В последней записке, так называемой «повинной», Козыревский подробно рассказал о своей деятельности на Камчатке и прямо заявил, что его вина только в том, что он «пожелал себе скорого отправления из Москвы на Камчатку», и поэтому «дерзнул на святейший синод подать прошение е. и. в.».

16 января 1732 г. состоялся приговор синода, по кото­рому Козыревский был «иеромонашества и монашества лишен» и отослан в Юстиц-коллегию; отсюда его перевели в тюрьму Сыскного приказа, где он и умер 2 декабря 1734 г. Так оборвалась яркая жизнь выдающегося дальневос­точного исследователя и морехода. Он много сделал для изучения Камчатки, первым побывал на Курильских островах и дал первое их описание. Известия Козыревского о Курильских островах, его же краткие сведения о Японии и «чертеж» южной части Камчатки представляли в то время большой научный и поли­тический интерес. Эти материалы были впервые использованы И. К. Кириловым, а позднее Г. Ф. Миллером. Стали известны они и западноевропейским ученым. Главным препятствием в освоении дальних восточных окраин России являлось отсутствие удобных путей сообщения. Долгим и опасным был в то время путь из Якутска на Камчатку через Колыму и Анадырь. Поэтому дальне­восточники уже давно мечтали об установлении регулярного морского сообщения между Охотском, связанным су­хопутным трактом с Якутском, и Камчаткой. И получилось так, что эта задача была поставлена и решена примерно в те же годы, когда И. П. Козыревский совершал свои плавания на Курилы.

Летом 1714 г. по указу Петра I в Охотск прибыли архангельские мореходы Кондратий Мошков, Никифор Треска, Иван Бутин и Яков Невейцын, а также голланд­ский матрос Андрей Буш, до 1706 г. служивший у шведов и попавший в русский плен под Выборгом. Кроме того, сибирский губернатор М. П. Гагарин направил сюда несколько матросов, корабельного плотника Кирилла Плос­ких с помощниками Иваном Каргаполом и Варфоломеем Федоровым. Во главе всего дела был поставлен якутский пятидесятник Кузьма Соколов, получивший строгий наказ поспешать в Охотск «днем и ночьми», дабы «итти через Дамское море... без всякого одержания».
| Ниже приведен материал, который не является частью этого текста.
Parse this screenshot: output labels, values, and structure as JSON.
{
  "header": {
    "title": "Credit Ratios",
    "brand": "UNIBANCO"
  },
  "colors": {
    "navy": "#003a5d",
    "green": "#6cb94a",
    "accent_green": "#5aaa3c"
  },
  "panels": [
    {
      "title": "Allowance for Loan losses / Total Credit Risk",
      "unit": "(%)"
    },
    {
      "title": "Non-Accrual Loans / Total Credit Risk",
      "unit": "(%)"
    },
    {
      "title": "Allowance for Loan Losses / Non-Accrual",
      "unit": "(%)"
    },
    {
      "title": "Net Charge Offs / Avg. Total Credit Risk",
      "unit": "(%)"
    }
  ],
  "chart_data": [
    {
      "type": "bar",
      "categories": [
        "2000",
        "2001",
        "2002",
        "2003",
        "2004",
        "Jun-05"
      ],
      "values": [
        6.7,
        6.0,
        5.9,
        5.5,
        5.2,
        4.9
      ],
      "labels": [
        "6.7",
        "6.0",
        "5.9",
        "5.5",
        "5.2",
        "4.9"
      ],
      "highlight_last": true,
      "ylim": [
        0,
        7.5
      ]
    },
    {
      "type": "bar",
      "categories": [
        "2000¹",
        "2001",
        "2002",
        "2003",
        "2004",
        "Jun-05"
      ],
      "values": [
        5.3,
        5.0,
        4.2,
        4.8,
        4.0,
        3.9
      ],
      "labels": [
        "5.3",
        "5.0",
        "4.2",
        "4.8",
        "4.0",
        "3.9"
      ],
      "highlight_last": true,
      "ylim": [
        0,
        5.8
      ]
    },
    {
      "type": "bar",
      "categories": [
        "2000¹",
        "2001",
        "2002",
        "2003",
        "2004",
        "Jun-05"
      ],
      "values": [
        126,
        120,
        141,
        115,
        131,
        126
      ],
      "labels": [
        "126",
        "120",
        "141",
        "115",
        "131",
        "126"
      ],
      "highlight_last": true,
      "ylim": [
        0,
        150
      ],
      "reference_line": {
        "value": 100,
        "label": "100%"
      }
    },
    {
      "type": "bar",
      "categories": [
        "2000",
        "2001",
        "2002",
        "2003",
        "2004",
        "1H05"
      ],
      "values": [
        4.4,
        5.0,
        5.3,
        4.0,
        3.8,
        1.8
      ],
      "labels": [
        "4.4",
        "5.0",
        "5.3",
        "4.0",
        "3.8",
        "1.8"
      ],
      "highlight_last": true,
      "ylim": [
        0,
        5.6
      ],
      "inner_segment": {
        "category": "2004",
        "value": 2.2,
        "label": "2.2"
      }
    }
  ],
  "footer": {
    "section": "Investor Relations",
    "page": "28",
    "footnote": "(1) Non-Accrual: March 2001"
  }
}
Уже в мае 1716 г. со стапелей на реке Кухтуй была спущена на воду лодия - промышленное парусное морское судно, на котором охотские мореходы и совершили свое историческое плавание к западному побережью Камчатки. Так сухопутный и морской пути из Якутска и Охотска замкнулись на Большерецке. Пойдут ли русские экспеди­ции на Курилы или к берегам Северной Америки, они непременно навестят этот деревянный городок на берегу студеного Охотского моря.

С открытием морского пути на Камчатку начиналась новая глава в истории русских плаваний и исследований на Тихом океане.